Olga Makarina seemed miscast as Elettra; she is by vocal nature more of an Ilia. We are used to Elettras like Behrens, Neblett, Niska and Vaness. Makarina's lightish coloratura was at sea in her opening aria; she tried darkening the middle and lower in an attempt to project but it wasn't working. But later, in "Idol mio", she showed herself to far better advantage with a clear, sweetish sound that seethed with venom just below the surface. She had a success with the big mad scene, "D'Oreste, d'Ajace!" which she topped off with a sustained high-C (I don't think the Met has ever allowed anyone else to interpolate the C there).
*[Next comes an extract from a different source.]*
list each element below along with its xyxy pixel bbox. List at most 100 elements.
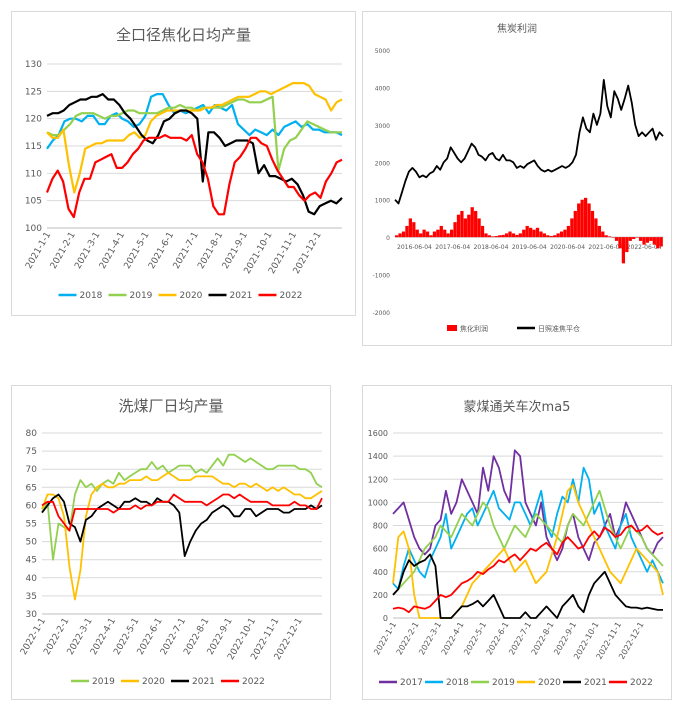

Debuting tenor Jeffrey Francis was a very fine Arbace, following in the footsteps of the splendid John Alexander who created this role at the Met years ago. Francis seemed a potential candidate for the title role as well. I was familiar with Simon O'Neill from several appearances at Juilliard, notably a powerful Chevalier de la Force in DIALOGUES OF THE CARMELITES. Simon has a big voice, as his "coming events" list indicates (Florestan, Siegmund). Tonight in his Met debut as the Priest of Neptune he showed that power as well as warmth and an appealing Italianate feeling. He was deservedly cheered at his solo bow. Stephen Milling as the voluminous offstage Voice of Neptune made me look forward all the more to his upcoming Sarastro. Soprano Lisette Oropesa (debut) and tenor Tony Stevenson had featured roles and they sounded lovely.
I'll try to see the second cast of this opera later in the season; Roschmann repeats Ilia and the other principals change.
After all the hoopla of the opening night, it was nice to get down to some serious opera. There were many empty seats, however, and many people fled at each intermission.